Early in the game you meet Glenn, a beloved character from the TV show and comics who's been around since the very beginning. Depending on which reality you prefer, he may or may not still be alive in your mind, but Lee and his friends never get to know Glenn's fate. After being his charming self for a couple minutes, our beloved Glenn is off to find his friends in another town. It sure was nice seeing a friendly face, though (especially if he's one of your favourite characters on the show, like he is for me).
Other characters you might remember will meet you along, such as the Greenes (with Hershel looking much more like himself from the comics than from the TV show). Part of the fun of these games is wondering what you'll find familiar, and how much of a fan of the series you truly are.
We're probably all hoping to see Michonne. Let's be honest.
#2 - The Quick-Time Events
You either love or hate quick-time events. There's nothing in between.
Unless you're like me, and only like them if they're well-utilized.
The only way to really make zombies scarier than they already are is if there's a constant fear that they may attack you at any time. Which is why quick-time events are very well-used in this game.
The only way to make people more awful is if you only have a couple seconds to respond to their antagonizing dialogues. That's also how this game uses quick-time events wisely.
Everyone's always picking on Lee. I mean, he's a big, scary dude, looking after a kid that he admits isn't his, and he has a very dark, criminal past. So, the pressure's on in this, the type of game where you pick your answers wisely, and the game moves and changes to compensate for your answers. But sometimes you only have a couple seconds to make a decision in the real world -- save the kid, or the old man? Use a hammer to kill the walker, or a sword? These decisions will change your life, but you don't have a lot of time to make them.
The quick-time events bring a frightening realism to the Walking Dead, and add a fun and interesting new kind of horror to what may otherwise be an overdone, cliché-ridden genre of video game.
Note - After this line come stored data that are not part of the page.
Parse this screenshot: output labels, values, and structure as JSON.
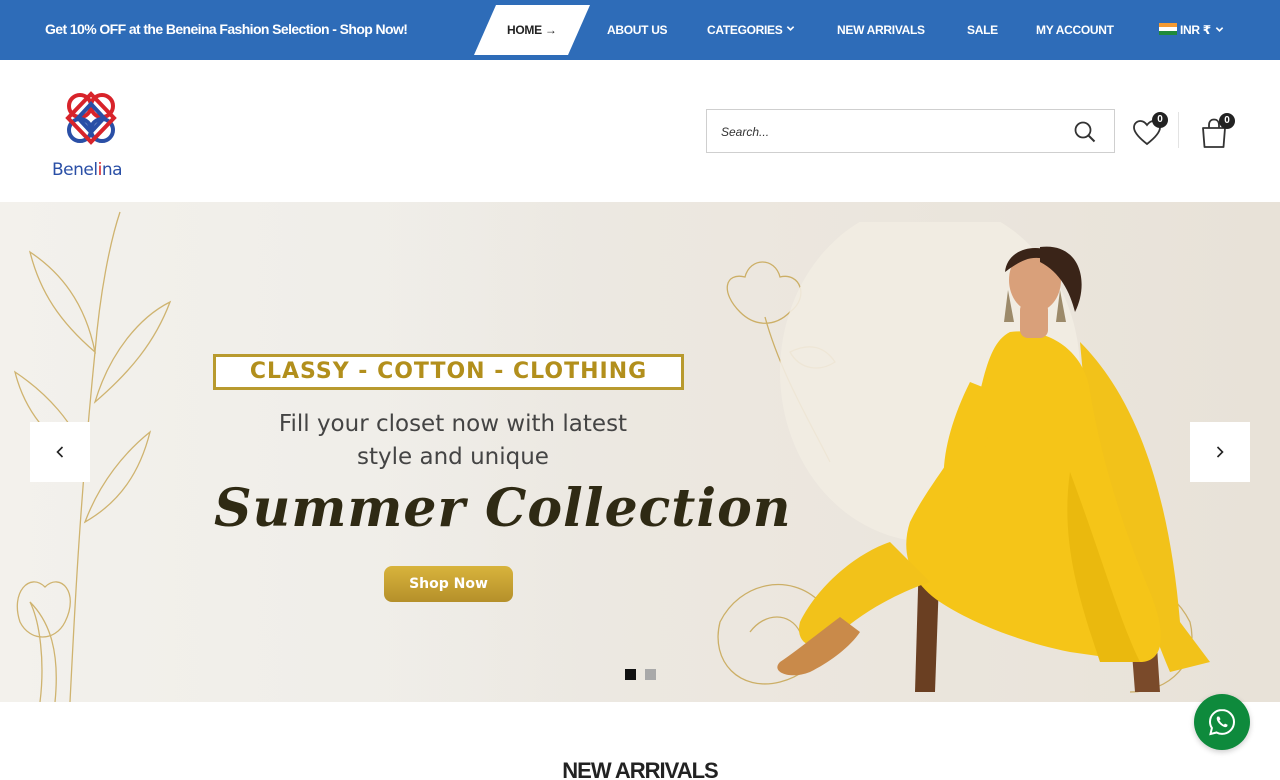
{
  "topbar": {
    "promo_text": "Get 10% OFF at the Beneina Fashion Selection - ",
    "promo_link": "Shop Now!",
    "bg_color": "#2e6cb8"
  },
  "nav": {
    "home": "HOME",
    "about": "ABOUT US",
    "categories": "CATEGORIES",
    "new_arrivals": "NEW ARRIVALS",
    "sale": "SALE",
    "account": "MY ACCOUNT",
    "currency": "INR ₹"
  },
  "header": {
    "logo_text_be": "Be",
    "logo_text_rest": "nel",
    "logo_text_i": "i",
    "logo_text_end": "na",
    "search_placeholder": "Search...",
    "wishlist_count": "0",
    "cart_count": "0"
  },
  "hero": {
    "tagline": "CLASSY - COTTON - CLOTHING",
    "subtitle_line1": "Fill your closet now with latest",
    "subtitle_line2": "style and unique",
    "script_title": "Summer Collection",
    "cta": "Shop Now",
    "active_slide": 1,
    "slides": 2
  },
  "sections": {
    "new_arrivals_title": "NEW ARRIVALS"
  },
  "colors": {
    "accent": "#2e6cb8",
    "gold": "#b89a2e",
    "whatsapp": "#0e8a3c"
  }
}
The #1 Walking Dead feature - The Feels
The Walking Dead series has a lot of them. Whether it's Carol telling Lizzy to look at the flowers in the TV series, or a certain character getting his head beaten in until his eyeball pops out, there are a lot of scenes that are tough to swallow.
It might still shock some people to know that a video game can bring you to tears. If anyone needs an example, the Walking Dead Season One is a prime one. Between having to choose between two different men's children who are both being attacked by zombies, looking after a girl who has lost everything to the walkers, and wondering, at the end of the game, if you could have made better decisions for yourself ultimately, there's a lot to take in.
I've seen grown male gamers break down and cry, or at least get a little bit weepy, at points throughout this game, and that’s a good thing. Much as we might like to deny it, it's good to cry. Especially if it's over characters in a fictional universe, and after everything is said and done, you can just turn off the game and go back to a world free of walkers and split-second life-and-death decisions.